Despite such travails, opportunities can emerge for investors prepared to take the view that much of the economic pain is already baked into prices.
For example, Binns snapped up a contingent convertible bond that was issued by Barclays Plc in June when banks were having to offer coupons of near double-digits to raise capital with junior debt. That security is now trading at 4 pence above its issue price.
“What’s the probability of large global banks going bust?” said Binns. “They’re lowly-levered and are very well aware of what’s coming down the track.”
Sterling-denominated investment-grade corporate bonds are down almost 12% this year, their worst performance on record, based on ICE BofA indices. Their junk-rated peers have lost 9.5%, the most since 2008.
Meanwhile, the UK market’s smaller size also creates a chance to grab opportunities in well-run firms when fewer competing asset managers are paying attention, especially in the junk-rated segment.
“Typically, sterling high yield comes at a premium to the US and Europe as it isn’t as closely followed,” said Nachu Chockalingam, senior credit portfolio manager at Federated Hermes, which oversees $632 billion. “If you like the company, however, it’s a good way to access credit risk, given the spread premium you will likely earn.”

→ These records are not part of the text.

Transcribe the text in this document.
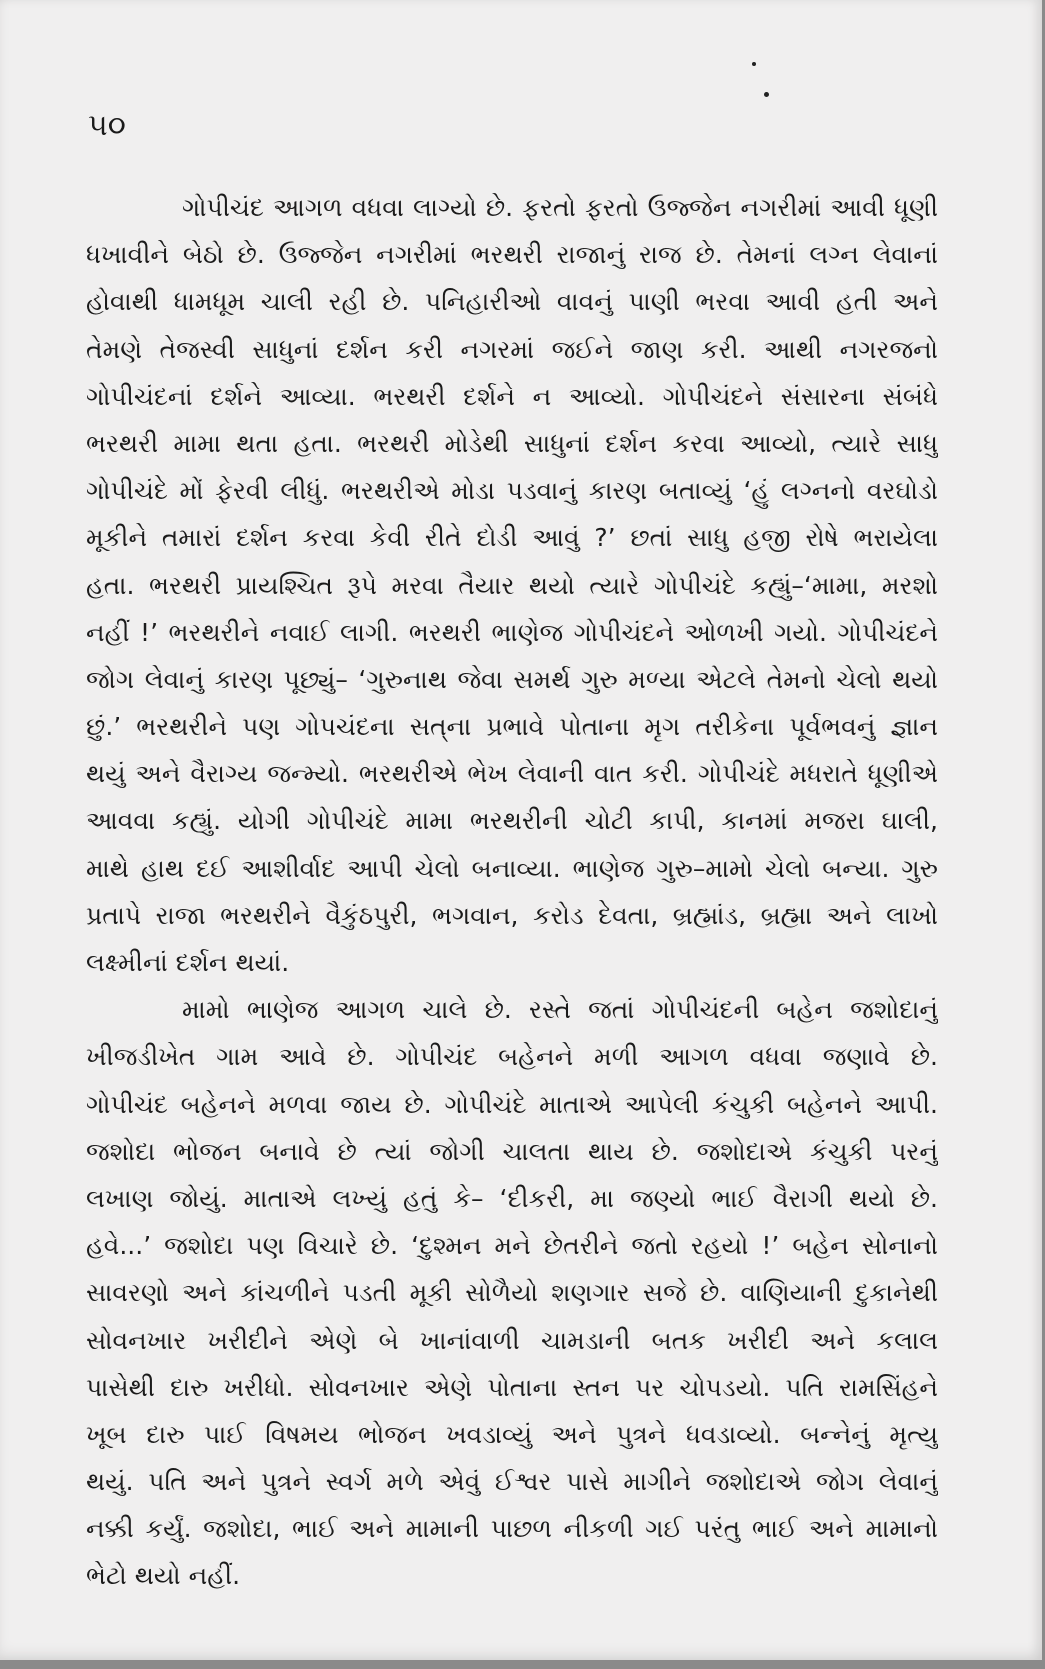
૫૦
ગોપીચંદ આગળ વધવા લાગ્યો છે. ફરતો ફરતો ઉજ્જેન નગરીમાં આવી ધૂણી
ધખાવીને બેઠો છે. ઉજ્જેન નગરીમાં ભરથરી રાજાનું રાજ છે. તેમનાં લગ્ન લેવાનાં
હોવાથી ધામધૂમ ચાલી રહી છે. પનિહારીઓ વાવનું પાણી ભરવા આવી હતી અને
તેમણે તેજસ્વી સાધુનાં દર્શન કરી નગરમાં જઈને જાણ કરી. આથી નગરજનો
ગોપીચંદનાં દર્શને આવ્યા. ભરથરી દર્શને ન આવ્યો. ગોપીચંદને સંસારના સંબંધે
ભરથરી મામા થતા હતા. ભરથરી મોડેથી સાધુનાં દર્શન કરવા આવ્યો, ત્યારે સાધુ
ગોપીચંદે મોં ફેરવી લીધું. ભરથરીએ મોડા પડવાનું કારણ બતાવ્યું ‘હું લગ્નનો વરઘોડો
મૂકીને તમારાં દર્શન કરવા કેવી રીતે દોડી આવું ?’ છતાં સાધુ હજી રોષે ભરાયેલા
હતા. ભરથરી પ્રાયશ્ચિત રૂપે મરવા તૈયાર થયો ત્યારે ગોપીચંદે કહ્યું–‘મામા, મરશો
નહીં !’ ભરથરીને નવાઈ લાગી. ભરથરી ભાણેજ ગોપીચંદને ઓળખી ગયો. ગોપીચંદને
જોગ લેવાનું કારણ પૂછ્યું– ‘ગુરુનાથ જેવા સમર્થ ગુરુ મળ્યા એટલે તેમનો ચેલો થયો
છું.’ ભરથરીને પણ ગોપચંદના સત્‌ના પ્રભાવે પોતાના મૃગ તરીકેના પૂર્વભવનું જ્ઞાન
થયું અને વૈરાગ્ય જન્મ્યો. ભરથરીએ ભેખ લેવાની વાત કરી. ગોપીચંદે મધરાતે ધૂણીએ
આવવા કહ્યું. યોગી ગોપીચંદે મામા ભરથરીની ચોટી કાપી, કાનમાં મજરા ઘાલી,
માથે હાથ દઈ આશીર્વાદ આપી ચેલો બનાવ્યા. ભાણેજ ગુરુ–મામો ચેલો બન્યા. ગુરુ
પ્રતાપે રાજા ભરથરીને વૈકુંઠપુરી, ભગવાન, કરોડ દેવતા, બ્રહ્માંડ, બ્રહ્મા અને લાખો
લક્ષ્મીનાં દર્શન થયાં.
મામો ભાણેજ આગળ ચાલે છે. રસ્તે જતાં ગોપીચંદની બહેન જશોદાનું
ખીજડીખેત ગામ આવે છે. ગોપીચંદ બહેનને મળી આગળ વધવા જણાવે છે.
ગોપીચંદ બહેનને મળવા જાય છે. ગોપીચંદે માતાએ આપેલી કંચુકી બહેનને આપી.
જશોદા ભોજન બનાવે છે ત્યાં જોગી ચાલતા થાય છે. જશોદાએ કંચુકી પરનું
લખાણ જોયું. માતાએ લખ્યું હતું કે– ‘દીકરી, મા જણ્યો ભાઈ વૈરાગી થયો છે.
હવે...’ જશોદા પણ વિચારે છે. ‘દુશ્મન મને છેતરીને જતો રહયો !’ બહેન સોનાનો
સાવરણો અને કાંચળીને પડતી મૂકી સોળૈયો શણગાર સજે છે. વાણિયાની દુકાનેથી
સોવનખાર ખરીદીને એણે બે ખાનાંવાળી ચામડાની બતક ખરીદી અને કલાલ
પાસેથી દારુ ખરીધો. સોવનખાર એણે પોતાના સ્તન પર ચોપડયો. પતિ રામસિંહને
ખૂબ દારુ પાઈ વિષમય ભોજન ખવડાવ્યું અને પુત્રને ધવડાવ્યો. બન્નેનું મૃત્યુ
થયું. પતિ અને પુત્રને સ્વર્ગ મળે એવું ઈશ્વર પાસે માગીને જશોદાએ જોગ લેવાનું
નક્કી કર્યું. જશોદા, ભાઈ અને મામાની પાછળ નીકળી ગઈ પરંતુ ભાઈ અને મામાનો
ભેટો થયો નહીં.
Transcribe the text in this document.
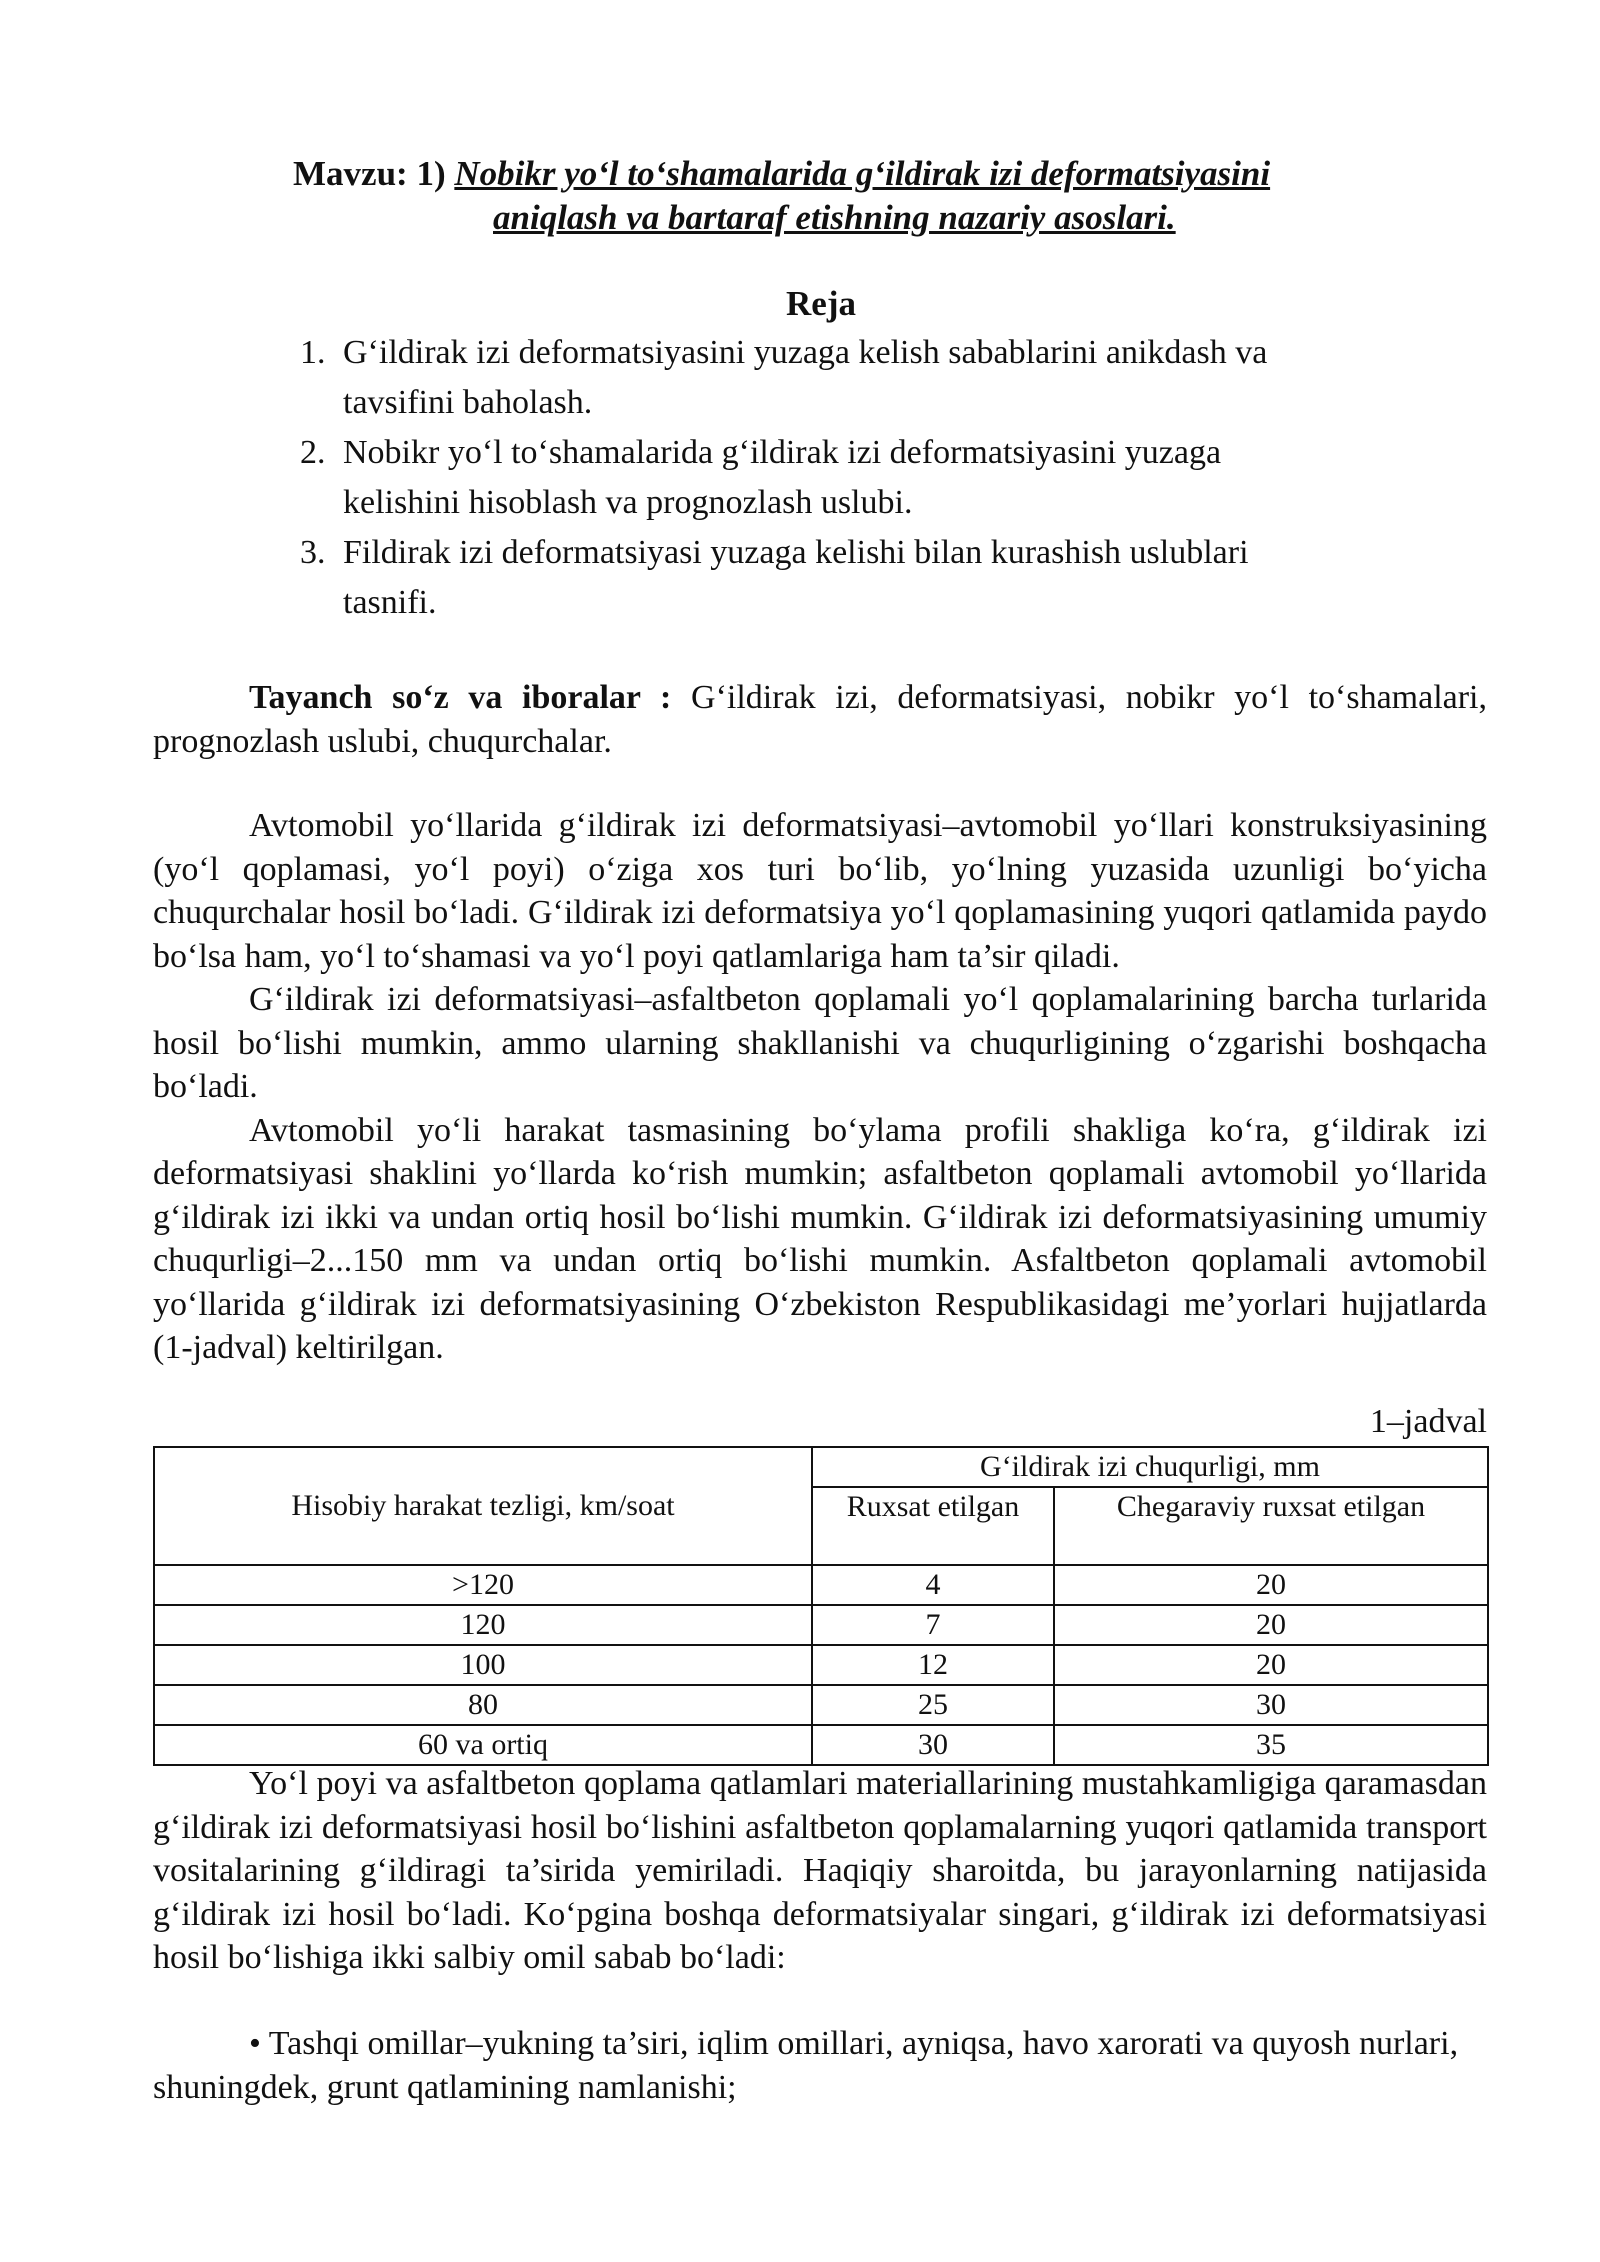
Mavzu: 1) Nobikr yo‘l to‘shamalarida g‘ildirak izi deformatsiyasini
aniqlash va bartaraf etishning nazariy asoslari.
Reja
1. G‘ildirak izi deformatsiyasini yuzaga kelish sabablarini anikdash va
tavsifini baholash.
2. Nobikr yo‘l to‘shamalarida g‘ildirak izi deformatsiyasini yuzaga
kelishini hisoblash va prognozlash uslubi.
3. Fildirak izi deformatsiyasi yuzaga kelishi bilan kurashish uslublari
tasnifi.

Tayanch so‘z va iboralar : G‘ildirak izi, deformatsiyasi, nobikr yo‘l to‘shamalari, prognozlash uslubi, chuqurchalar.

Avtomobil yo‘llarida g‘ildirak izi deformatsiyasi–avtomobil yo‘llari konstruksiyasining (yo‘l qoplamasi, yo‘l poyi) o‘ziga xos turi bo‘lib, yo‘lning yuzasida uzunligi bo‘yicha chuqurchalar hosil bo‘ladi. G‘ildirak izi deformatsiya yo‘l qoplamasining yuqori qatlamida paydo bo‘lsa ham, yo‘l to‘shamasi va yo‘l poyi qatlamlariga ham ta’sir qiladi.

G‘ildirak izi deformatsiyasi–asfaltbeton qoplamali yo‘l qoplamalarining barcha turlarida hosil bo‘lishi mumkin, ammo ularning shakllanishi va chuqurligining o‘zgarishi boshqacha bo‘ladi.

Avtomobil yo‘li harakat tasmasining bo‘ylama profili shakliga ko‘ra, g‘ildirak izi deformatsiyasi shaklini yo‘llarda ko‘rish mumkin; asfaltbeton qoplamali avtomobil yo‘llarida g‘ildirak izi ikki va undan ortiq hosil bo‘lishi mumkin. G‘ildirak izi deformatsiyasining umumiy chuqurligi–2...150 mm va undan ortiq bo‘lishi mumkin. Asfaltbeton qoplamali avtomobil yo‘llarida g‘ildirak izi deformatsiyasining O‘zbekiston Respublikasidagi me’yorlari hujjatlarda (1-jadval) keltirilgan.

1–jadval
Hisobiy harakat tezligi, km/soat	G‘ildirak izi chuqurligi, mm	
	Ruxsat etilgan	Chegaraviy ruxsat etilgan
>120	4	20
120	7	20
100	12	20
80	25	30
60 va ortiq	30	35

Yo‘l poyi va asfaltbeton qoplama qatlamlari materiallarining mustahkamligiga qaramasdan g‘ildirak izi deformatsiyasi hosil bo‘lishini asfaltbeton qoplamalarning yuqori qatlamida transport vositalarining g‘ildiragi ta’sirida yemiriladi. Haqiqiy sharoitda, bu jarayonlarning natijasida g‘ildirak izi hosil bo‘ladi. Ko‘pgina boshqa deformatsiyalar singari, g‘ildirak izi deformatsiyasi hosil bo‘lishiga ikki salbiy omil sabab bo‘ladi:

• Tashqi omillar–yukning ta’siri, iqlim omillari, ayniqsa, havo xarorati va quyosh nurlari, shuningdek, grunt qatlamining namlanishi;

Chockalingam said she’s being selective about what she buys as companies in sectors that are more consumer-oriented, such as travel, leisure and autos, could come under pressure over the next six to 12 months.
However, recent price action in the sterling corporate bond market suggests that investors are happy to hunt for cheap debt, even though they know more economic storms are brewing.
“We think investors are becoming more confident that a lot of the potential bad news is already reflected in asset prices,” Eoin Walsh, a portfolio manager at TwentyFour Asset Management said in a note after the Bank of England’s latest meeting earlier this month.
Even so, he prefaced that report saying “abandon all hope ye who enter here” -- referencing the part about hell in Dante’s Divine Comedy.